Les vents contraires de la rénovation énergétique

Ce début d’année 2024 est marqué par un paradoxe sur le marché des travaux de la transition énergétique. Si l’on pensait que la hausse du prix de l’électricité permettrait d’accélérer les travaux d’économies d’énergie, celle-ci profite principalement aux travaux permettant de produire sa propre énergie. Pourtant les aides pour les premiers sont en hausse quand celles pour les seconds sont en baisse. Diagnostic d’un paradoxe inédit sur le marché français.

A bâbord le marché de la rénovation énergétique inquiète

Le bilan du premier trimestre 2024 de MaPrimeRénov’ publié la semaine dernière l’a confirmé : les travaux de rénovation énergétique sont en baisse depuis maintenant plusieurs mois. Pour preuve : seulement 57 000 dossiers de demandes MaPrimeRénov’ déposés au T1. Une contre-performance à laquelle la rénovation avait jusqu’à présent échappée depuis le plan de relance de 2020. Pourtant, jamais les aides pour réaliser des travaux n’ont été aussi élevées, qu’il s’agisse de travaux simples comme de rénovations d’ampleur. 

Comment l’expliquer ? La complexité des aides ne saurait expliquer tous les maux du marché de la rénovation énergétique. La hausse du prix de l’électricité, corrélée à une baisse du prix du gaz, pourrait expliquer une partie de l’équation notamment sur la baisse des ventes de pompes à chaleur (-14% en 2023)1. Pour preuve, le Gouvernement a dévoilé courant avril un vrai/faux sur les PAC afin de rassurer les particuliers. Autre facteur à prendre en compte : un pouvoir d’achat en berne, qui peut amener à déprioriser la réalisation de travaux de rénovation. 

A tribord le marché de l'autoconsommation résidentielle explose

Dans le même temps les dernières données publiées par Enedis confirme l’hypercroissance du marché de l’autoconsommation résidentielle. Avec près de 55 000 nouvelles installations, l’autoconsommation résidentielle fait match égal avec la rénovation énergétique au premier trimestre 2024. Alors que le marché du photovoltaïque est loin d’avoir la maturité du marché de la rénovation énergétique, on compte au T1 2024 autant de dossiers de mises en service d’installations solaires que pour MaPrimeRénov’ (tous travaux confondus).
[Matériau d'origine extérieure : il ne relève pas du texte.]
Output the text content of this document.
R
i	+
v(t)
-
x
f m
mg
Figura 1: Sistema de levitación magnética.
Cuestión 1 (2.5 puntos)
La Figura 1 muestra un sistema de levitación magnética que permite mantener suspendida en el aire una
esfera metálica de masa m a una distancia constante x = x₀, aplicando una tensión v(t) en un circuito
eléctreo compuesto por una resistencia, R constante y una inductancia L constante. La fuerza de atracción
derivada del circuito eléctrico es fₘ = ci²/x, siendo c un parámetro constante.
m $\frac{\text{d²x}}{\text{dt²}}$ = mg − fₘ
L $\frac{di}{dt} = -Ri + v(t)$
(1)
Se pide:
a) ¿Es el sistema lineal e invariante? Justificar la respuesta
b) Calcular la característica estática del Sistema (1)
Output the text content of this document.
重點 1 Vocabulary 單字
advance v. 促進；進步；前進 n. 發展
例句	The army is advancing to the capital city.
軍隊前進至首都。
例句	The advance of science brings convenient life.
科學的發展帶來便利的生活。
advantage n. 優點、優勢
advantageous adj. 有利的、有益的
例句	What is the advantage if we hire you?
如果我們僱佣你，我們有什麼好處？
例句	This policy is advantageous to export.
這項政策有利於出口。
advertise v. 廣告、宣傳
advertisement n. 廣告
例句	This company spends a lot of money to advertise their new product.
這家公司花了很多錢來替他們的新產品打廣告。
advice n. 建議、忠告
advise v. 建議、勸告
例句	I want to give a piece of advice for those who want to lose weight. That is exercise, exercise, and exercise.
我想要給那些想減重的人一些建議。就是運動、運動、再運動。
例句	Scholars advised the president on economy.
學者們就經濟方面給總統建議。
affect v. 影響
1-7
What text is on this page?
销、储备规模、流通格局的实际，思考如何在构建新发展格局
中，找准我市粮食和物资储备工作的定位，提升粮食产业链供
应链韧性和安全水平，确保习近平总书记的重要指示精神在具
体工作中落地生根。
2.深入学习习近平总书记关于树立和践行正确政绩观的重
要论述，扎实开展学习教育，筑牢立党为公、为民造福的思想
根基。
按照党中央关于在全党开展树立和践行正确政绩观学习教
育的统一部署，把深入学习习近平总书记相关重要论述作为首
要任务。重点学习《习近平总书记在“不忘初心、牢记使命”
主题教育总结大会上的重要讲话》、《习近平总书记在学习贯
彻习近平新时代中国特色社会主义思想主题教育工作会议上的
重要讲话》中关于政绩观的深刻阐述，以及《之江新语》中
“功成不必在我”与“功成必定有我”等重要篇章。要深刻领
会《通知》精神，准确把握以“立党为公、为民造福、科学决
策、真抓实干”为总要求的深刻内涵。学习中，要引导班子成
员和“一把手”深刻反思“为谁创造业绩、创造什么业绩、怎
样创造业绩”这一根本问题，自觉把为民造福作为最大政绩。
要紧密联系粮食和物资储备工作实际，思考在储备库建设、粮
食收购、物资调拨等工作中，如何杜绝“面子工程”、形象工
L’autoconsommation résidentielle s'envole et pourtant les aides baissent au 1er mai pour le quatrième trimestre tarifaire consécutif. En un an le montant de prime à l’autoconsommation [ndlr, prime EDF OA] a chuté de -40%. A l’inverse du marché de la rénovation énergétique, le photovoltaïque affiche ainsi une surperformance alors que les aides n’ont jamais été aussi basses. Si la hausse du prix de l’électricité n’a pas eu l’effet escompté sur la dynamique de rénovation, son effet est indéniable pour l’autoconsommation résidentielle. 

L'heure de faire tomber les digues

Partant de ce paradoxe, comment l’hypercroissance du marché de l’autoconsommation résidentielle pourrait bénéficier au marché traditionnel de la rénovation énergétique ? Nous sommes convaincus que l’heure est venue pour ces deux marchés de converger – les pouvoirs publics refusant aveuglement d’admettre qu’une installation d’autoconsommation permet de réaliser des économies d’énergie. C’est pourquoi Effy renouvelle son appel au Gouvernement pour que l’autoconsommation résidentielle soit reconnue comme un travaux de rénovation énergétique à part entière. Comment ? En l’intégrant de plein droit aux outils de politiques publiques de rénovation de l’habitat ancien :

1.    En intégrant l’autoconsommation solaire résidentielle au champ de l’éco-PTZ ;
 

2.    En appliquant aux travaux d'autoconsommation solaire résidentielle une TVA à taux réduit à l’occasion de la refonte d’ici au 1er octobre de la TVA à 5,5% pour la rénovation énergétique ;
 

3.    En rendant éligible l’autoconsommation solaire résidentielle au dispositif des CEE en 6ème période considérant les pertes d’électricité évitées sur le réseau en autoconsommant ;

4.    En publiant le décret autorisant le déblocage anticipé de son épargne salariale pour financer des travaux de transition énergétique (rénovation comme autoconsommation), conformément à l’engagement du Gouvernement.







[1] Bilan Uniclima 2023, marché de la PAC air/eau.